Cette modernisation de l’artillerie durant la Grande Guerre entraîne en effet un rééquilibrage au sein des forces armées, au bénéfice de l’artillerie et aux dépens de l’infanterie. L’expérience guerrière, qui était jusque-là de manière écrasante celle des fantassins, devient aussi de plus en plus celle des artilleurs. En raison de son caractère d’arme « savante », cette expérience est en outre liée à une vision plus scientifique et rationalisée de la guerre, du moins dans les perceptions.

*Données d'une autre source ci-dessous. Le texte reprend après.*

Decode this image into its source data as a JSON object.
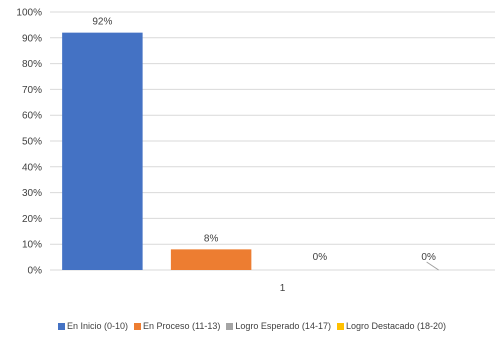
{
  "chart_data": {
    "type": "bar",
    "categories": [
      "1"
    ],
    "series": [
      {
        "name": "En Inicio (0-10)",
        "values": [
          92
        ],
        "label": "92%",
        "color": "#4472C4"
      },
      {
        "name": "En Proceso (11-13)",
        "values": [
          8
        ],
        "label": "8%",
        "color": "#ED7D31"
      },
      {
        "name": "Logro Esperado (14-17)",
        "values": [
          0
        ],
        "label": "0%",
        "color": "#A5A5A5"
      },
      {
        "name": "Logro Destacado (18-20)",
        "values": [
          0
        ],
        "label": "0%",
        "color": "#FFC000"
      }
    ],
    "y_ticks": [
      "0%",
      "10%",
      "20%",
      "30%",
      "40%",
      "50%",
      "60%",
      "70%",
      "80%",
      "90%",
      "100%"
    ],
    "ylim": [
      0,
      100
    ],
    "grid": true,
    "legend_position": "bottom"
  }
}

Mais la modification de l’expérience de guerre est aussi liée à la manière dont l’artillerie agit sur les soldats au combat. À partir de la Première Guerre mondiale, des évolutions visibles dès les guerres napoléoniennes s’amplifient. Le bruit frappe les soldats, au point de conduire certains’à la démence, un syndrome rapidement appelé « obusite » ou « shell schock » en anglais. Le champ de bataille est également entièrement remodelé par l’action de l’artillerie, supprimant tout repère et sentiment de protection. Enfin, à partir du début du xxe siècle, les blessures sont majoritairement le fait de l’artillerie et marquent les esprits, notamment avec les « gueules cassées ». Enfin, le dernier facteur entraînant une mutation définitive de l’expérience guerrière, et lié pour une grande part à l’artillerie, consiste en l’anonymisation croissante du combat : outre la massification des effectifs due à la conscription, c’est la mort elle-même, donnée et reçue, qui devient anonyme. S’achève ainsi une évolution de long terme qui s’était accélérée au siècle précédent avec l’évolution de l’artillerie et des autres armes à feu.

Une artillerie marginalisée à partir de la Seconde Guerre mondiale ?

Si l’artillerie est au cœur de la Grande Guerre, c’est aussi ce conflit qui marque la fin des innovations radicales en la matière. Les améliorations, depuis, tiennent à la portée, la précision, la traction, et surtout à l’usage du radar et de la radio qui permet, depuis la Seconde Guerre mondiale, de coordonner en direct l’observation et les frappes d’artillerie. L’artillerie, durant ce conflit, acquiert une mobilité réelle, de concert avec la motorisation de l’ensemble des forces armées.

Dans les représentations de 1939-1945, l’artillerie demeure à bien des égards emblématique de la violence des combats, alors qu’elle perd de l’importance face à l’aviation dotée d’une force de frappe inédite. La puissance de l’Armée rouge, sur le front de l’Est, est ainsi associée à ses forces blindées, mais aussi à son artillerie, deux atouts militaires associés à l’image de l’URSS comme grande puissance industrielle. Un décalage apparaît cependant entre cette image et la réalité des combats dans lesquels l’infanterie conserve un rôle incontournable. De plus, si la réalité du combat est celle d’une artillerie classique, ce sont les katiouchas, ou « orgues de Staline », qui marquent les imaginaires. Cette innovation, qui consiste en l’installation de roquettes sur des châssis de camion, se distingue donc de l’artillerie au sens strict mais contribue tout particulièrement, en dépit de son imprécision, à inspirer l’effroi dans les rangs allemands, du fait de son bruit caractéristique et de sa réputation d’efficacité en matière de tirs de barrage.

Cette innovation est également caractéristique d’une nouvelle inflexion dans l’histoire de l’artillerie, marquée durant la seconde moitié du xxe siècle par la place croissante des roquettes et fusées dans les arsenaux militaires. La modernisation de l’artillerie n’en a pas moins continué durant cette période. Par exemple, les images satellitaires, les lasers ou l’informatisation des calculs constituent autant de nouvelles innovations extérieures à l’artillerie, mais désormais intégrées à son usage.